Matrix & Futurebound singles chronology
| "Control" (2013) | "Don't Look Back" (2014) |  |

Tanya Lacey singles chronology
| "Now That You're Gone" (2013) | "Don't Look Back" (2014) |  |

= Don't Look Back (Matrix & Futurebound song) =

"Don't Look Back" is a song by English drum and bass production duo Matrix & Futurebound.
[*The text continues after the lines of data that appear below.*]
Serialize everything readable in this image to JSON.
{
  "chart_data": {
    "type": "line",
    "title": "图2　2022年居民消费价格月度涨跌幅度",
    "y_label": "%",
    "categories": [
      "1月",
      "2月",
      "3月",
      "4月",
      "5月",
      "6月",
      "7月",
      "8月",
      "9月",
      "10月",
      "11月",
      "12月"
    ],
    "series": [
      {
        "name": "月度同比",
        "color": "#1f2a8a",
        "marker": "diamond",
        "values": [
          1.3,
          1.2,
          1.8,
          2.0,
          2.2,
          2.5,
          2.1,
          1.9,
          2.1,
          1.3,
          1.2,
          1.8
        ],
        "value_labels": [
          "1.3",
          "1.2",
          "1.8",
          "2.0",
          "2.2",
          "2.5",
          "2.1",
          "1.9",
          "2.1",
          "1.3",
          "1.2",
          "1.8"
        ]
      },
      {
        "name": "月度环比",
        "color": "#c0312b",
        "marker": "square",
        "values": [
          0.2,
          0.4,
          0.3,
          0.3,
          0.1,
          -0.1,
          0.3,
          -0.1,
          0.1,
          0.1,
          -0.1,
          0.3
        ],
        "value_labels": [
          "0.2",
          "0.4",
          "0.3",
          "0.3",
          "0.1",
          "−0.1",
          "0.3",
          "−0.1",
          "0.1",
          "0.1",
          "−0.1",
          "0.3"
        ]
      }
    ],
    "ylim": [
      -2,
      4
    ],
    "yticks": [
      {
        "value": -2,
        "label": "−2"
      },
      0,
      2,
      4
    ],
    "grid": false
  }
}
It was released on 6 July 2014. The song entered at number 38 on the UK Singles Chart.

==Track listing==

Digital download - single
| No. | Title | Length |
|---|---|---|
| 1. | "Don't Look Back" (featuring Tanya Lacey) | 4:00 |

Digital download - EP
| No. | Title | Length |
|---|---|---|
| 1. | "Don't Look Back" (Matrix & Futurebound Remix) | 3:55 |
| 2. | "Don't Look Back" (Koncept Remix) | 4:17 |
| 3. | "Don't Look Back" (Stadiumx Remix) | 5:24 |
| 4. | "Don't Look Back" (Apexx Remix) | 6:51 |
| 5. | "Don't Look Back" (Artful Vocal Remix) | 4:51 |

==Chart performance==

===Weekly charts===

| Chart (2014) | Peak position |
|---|---|
| Scotland (OCC) | 29 |
| UK Dance (OCC) | 12 |
| UK Singles (OCC) | 38 |

==Release history==

| Country | Release date | Format |
|---|---|---|
| Worldwide | 6 July 2014 | Digital download |

==Music video==
Two Irish models Sarah Tansey and Thalia Heffernan featured in the music video.